Case included bathroom recordings in locker room

By Amanda Lubinski 
ALubinski@cherryroad.com 

CLAY COUNTY — After signing a plea agreement that including his pleading guilty to a felony count of invasion of privacy in Clay County Circuit Court, a former North Kansas City Hospital employee now awaits sentencing. 

While his case was originally set to go to trial this month, Gabriel E. Vanriette, 41, of Iola, Kansas, instead agreed to plead guilty to the charge in late February and will avoid trial. According to the agreement, the prosecutor’s office will ask the judge for a three-year prison sentence. The charge stems from incidents that occurred in September of 2023.

According to court documents, North Kansas City police were called to the hospital on Sept. 14 of that year after a charge nurse reported finding what she, at first, thought was a black pen in the emergency department’s staff locker room.

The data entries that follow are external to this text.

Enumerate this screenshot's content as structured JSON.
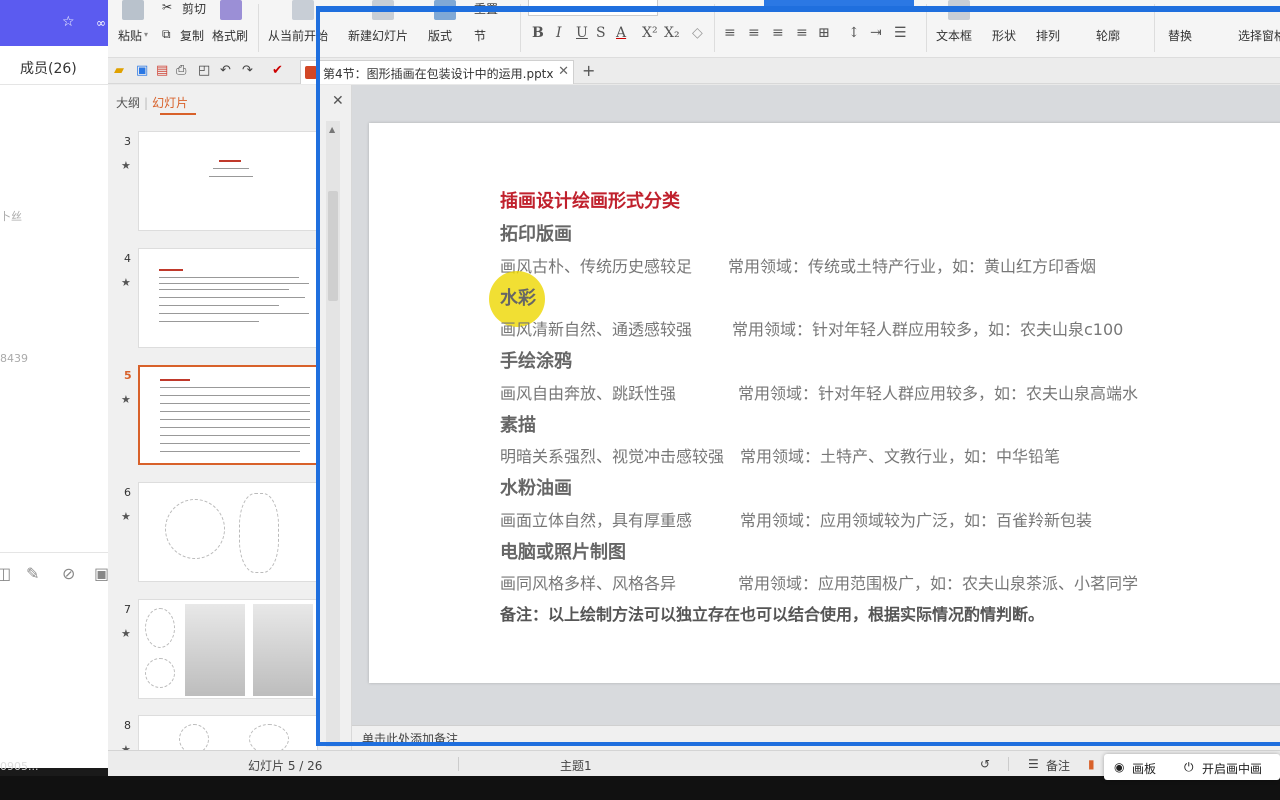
{
  "chat": {
    "members": "成员(26)",
    "frag1": "卜丝",
    "frag2": "8439",
    "bottom": "0905..."
  },
  "ribbon": {
    "paste": "粘贴",
    "cut": "剪切",
    "copy": "复制",
    "format_painter": "格式刷",
    "from_current": "从当前开始",
    "new_slide": "新建幻灯片",
    "layout": "版式",
    "section": "节",
    "reset": "重置",
    "text_box": "文本框",
    "shape": "形状",
    "arrange": "排列",
    "outline": "轮廓",
    "replace": "替换",
    "select_pane": "选择窗格"
  },
  "tabs": {
    "doc_title": "第4节：图形插画在包装设计中的运用.pptx"
  },
  "panel": {
    "tab_outline": "大纲",
    "tab_slides": "幻灯片",
    "thumbnails": [
      {
        "num": "3"
      },
      {
        "num": "4"
      },
      {
        "num": "5"
      },
      {
        "num": "6"
      },
      {
        "num": "7"
      },
      {
        "num": "8"
      }
    ]
  },
  "slide": {
    "title": "插画设计绘画形式分类",
    "items": [
      {
        "heading": "拓印版画",
        "style": "画风古朴、传统历史感较足",
        "field": "常用领域：传统或土特产行业，如：黄山红方印香烟"
      },
      {
        "heading": "水彩",
        "style": "画风清新自然、通透感较强",
        "field": "常用领域：针对年轻人群应用较多，如：农夫山泉c100"
      },
      {
        "heading": "手绘涂鸦",
        "style": "画风自由奔放、跳跃性强",
        "field": "常用领域：针对年轻人群应用较多，如：农夫山泉高端水"
      },
      {
        "heading": "素描",
        "style": "明暗关系强烈、视觉冲击感较强",
        "field": "常用领域：土特产、文教行业，如：中华铅笔"
      },
      {
        "heading": "水粉油画",
        "style": "画面立体自然，具有厚重感",
        "field": "常用领域：应用领域较为广泛，如：百雀羚新包装"
      },
      {
        "heading": "电脑或照片制图",
        "style": "画同风格多样、风格各异",
        "field": "常用领域：应用范围极广，如：农夫山泉茶派、小茗同学"
      }
    ],
    "note": "备注：以上绘制方法可以独立存在也可以结合使用，根据实际情况酌情判断。"
  },
  "notes_placeholder": "单击此处添加备注",
  "status": {
    "slide_counter": "幻灯片 5 / 26",
    "theme": "主题1",
    "notes": "备注"
  },
  "floating": {
    "canvas": "画板",
    "pip": "开启画中画"
  },
  "colors": {
    "accent_orange": "#d8612a",
    "title_red": "#c0212d",
    "overlay_blue": "#1f6fde"
  }
}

Upon closer inspection, the nurse discovered it was a camera with a microSD card. The camera was pointed toward the toilet. When reviewing the footage on the memory card, officers found two video files. One file showed an empty bathroom with someone’s hand moving the camera. The second included a hand moving the device and the reflection of a man with brownish hair and wearing a bluish green scrub top in the bathroom mirror. About 10 minutes later in the video, it showed a victim using the bathroom. During the investigation, officers obtained surveillance footage of the hallway outside the staff locker room and records of staff keycard swipes made to enter the locker room. 

According to police, Vanriette’s keycard was used 15 times, each for less than a minute, in a 12-hour period to enter the lock room on Sept. 14. When interviewed by police, Vanriette allegedly said he probably used the locker room a few times that day as he was “sick with food poisoning so he was in and out of the bathroom a lot” and that his usage of the locker room depended on where he was in the hospital on a given day.

At the time, Vanriette was employed at the hospital as a respiratory therapist. When asked if he had seen the pen camera device before, he allegedly told investigators “not particularly” and denied purchasing a device like that. 

Court documents also report a computer forensics lab analysis was done of the SD card and found eight files from Sept. 13 and 14 had been deleted. The files allegedly contained recordings of seven other victims and multiple shots of Vanriette’s face and ID badge. Sentencing in the case is scheduled for May 30.